Upswing in Minnesota Farmland Demand Continues at Record Pace
July 07, 2011
Demand for U.S. farmland is dramatically higher than a year ago, and everyone is watching closely for indicators of any market correction. Rising grain prices continue to make land a profitable investment. As a result, landowners are using profits to acquire land, and investors continue to take notice looking for opportunities.
"While 75 to 85 percent of land buyers continue to be farmers, interest among outside investors has risen," said Lee Vermeer, AFM, vice president of real estate operations at Farmers National Company. "Despite the robust demand driving sales activity levels, reports show that lenders are taking a relatively conservative approach to lending. Strong profits the past few years have provided cash for farmer buyers, while investors are taking cash from other sources to rebalance portfolios."
While commodity prices are keeping land values rising, supply of available land for sale is down 30 percent from historical numbers, according to Vermeer.

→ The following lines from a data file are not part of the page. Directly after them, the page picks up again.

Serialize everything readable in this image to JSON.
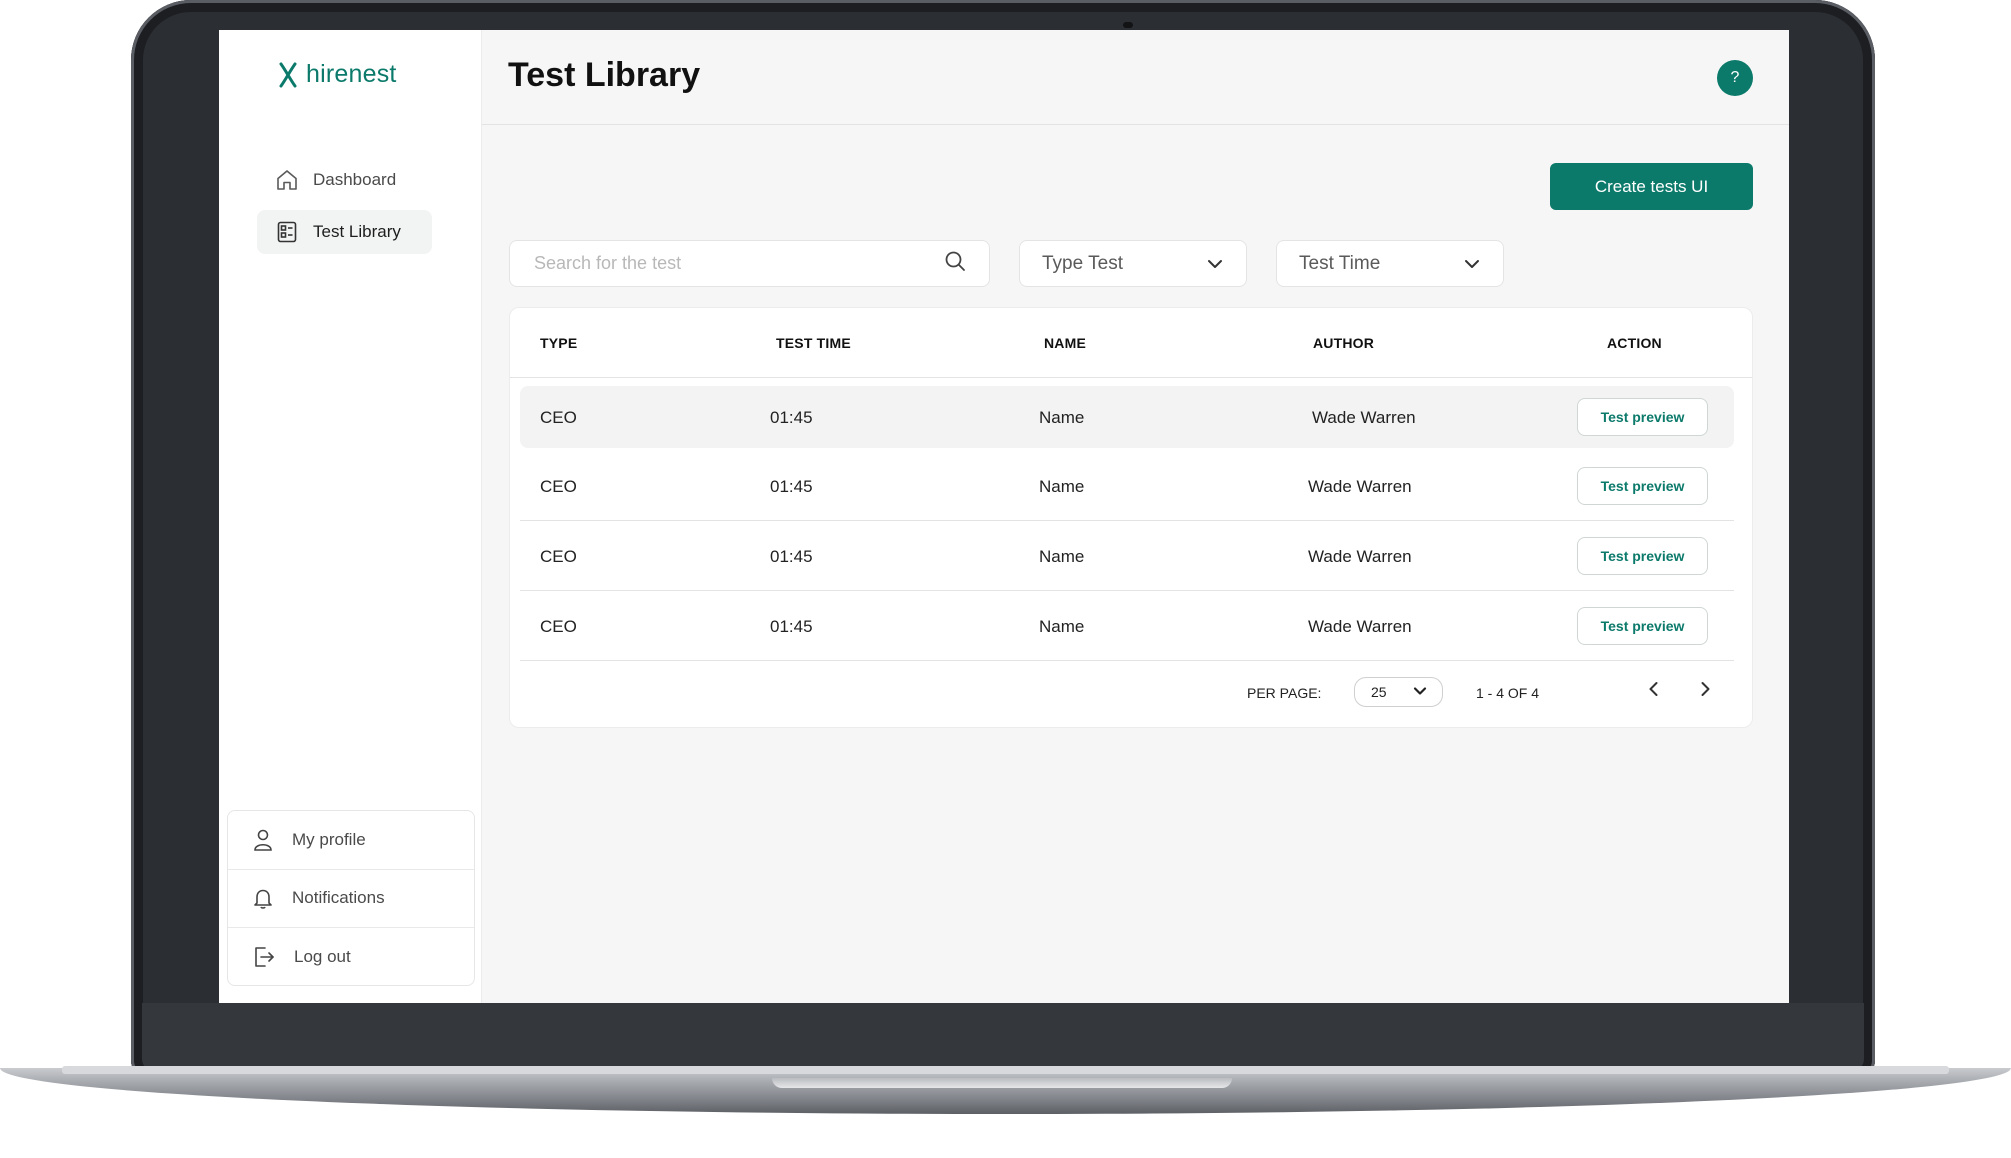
{
  "app": {
    "brand": "hirenest",
    "brand_color": "#0c7a6b"
  },
  "sidebar": {
    "items": [
      {
        "label": "Dashboard",
        "icon": "home-icon",
        "active": false
      },
      {
        "label": "Test Library",
        "icon": "test-library-icon",
        "active": true
      }
    ],
    "bottom_items": [
      {
        "label": "My profile",
        "icon": "user-icon"
      },
      {
        "label": "Notifications",
        "icon": "bell-icon"
      },
      {
        "label": "Log out",
        "icon": "logout-icon"
      }
    ]
  },
  "header": {
    "title": "Test Library",
    "help_label": "?"
  },
  "toolbar": {
    "create_label": "Create tests UI"
  },
  "filters": {
    "search_placeholder": "Search for the test",
    "search_value": "",
    "type_test": "Type Test",
    "test_time": "Test Time"
  },
  "table": {
    "columns": [
      "TYPE",
      "TEST TIME",
      "NAME",
      "AUTHOR",
      "ACTION"
    ],
    "rows": [
      {
        "type": "CEO",
        "test_time": "01:45",
        "name": "Name",
        "author": "Wade Warren",
        "action": "Test preview"
      },
      {
        "type": "CEO",
        "test_time": "01:45",
        "name": "Name",
        "author": "Wade Warren",
        "action": "Test preview"
      },
      {
        "type": "CEO",
        "test_time": "01:45",
        "name": "Name",
        "author": "Wade Warren",
        "action": "Test preview"
      },
      {
        "type": "CEO",
        "test_time": "01:45",
        "name": "Name",
        "author": "Wade Warren",
        "action": "Test preview"
      }
    ]
  },
  "pagination": {
    "per_page_label": "PER PAGE:",
    "per_page_value": "25",
    "range_text": "1 - 4 OF 4"
  }
}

High grain profits and high farm income are tied to the demand for farmland, driving prices up. Low interest rates are also working to keep prices increasing.

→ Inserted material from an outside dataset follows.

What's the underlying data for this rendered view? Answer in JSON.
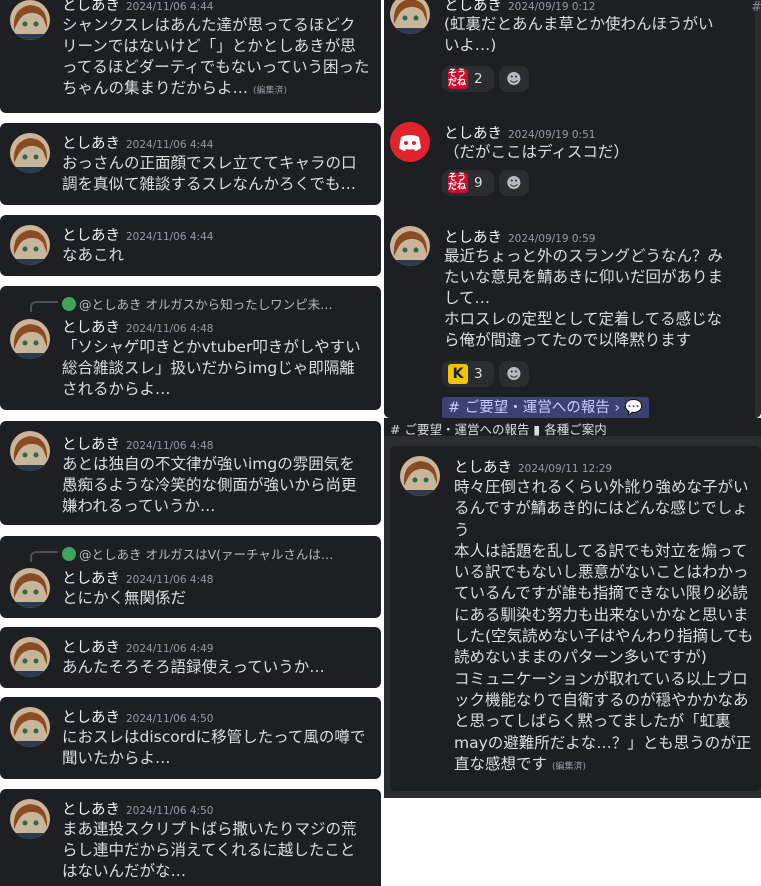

"The total crop from last year wasn't what was projected," said Vermeer. "The result was a limited supply which resulted in increased prices. We are looking ahead to continued strong commodity prices due to late spring planting. Early summer floods are reducing crop acres."
Regional Land Value Reports
Iowa and Minnesota
The land market continues to be very strong in the North Central Region including Iowa, Missouri, Minnesota, South Dakota and North Dakota, according to Sam Kain, area sales manager for Farmers National Company in Iowa and Minnesota. Buyers are looking for quality land, with the majority of sales going to farmers.
"There are fewer properties for sale and the spread between low quality land prices and high quality prices continues to widen," said Kain. "I would say land values in some areas have increased as much as 20 percent in the last six months, and as much as 25 percent compared to a year ago.
In Iowa, top quality land is selling at over $8,000 per acre, with Minnesota values bringing in $7,000 plus per acre. While sales of medium quality land and recreational land in this area have been slow, the pace for high quality keeps rising.
Not only is demand for top land still rising, the availability of property for sale remains limited. Buyers are looking for land with high productivity levels, which is a challenge.
"In my more than 25 years in the business, I have never seen more demand than now," said Kain. "This is not only from farmers but from individual investors and investor groups."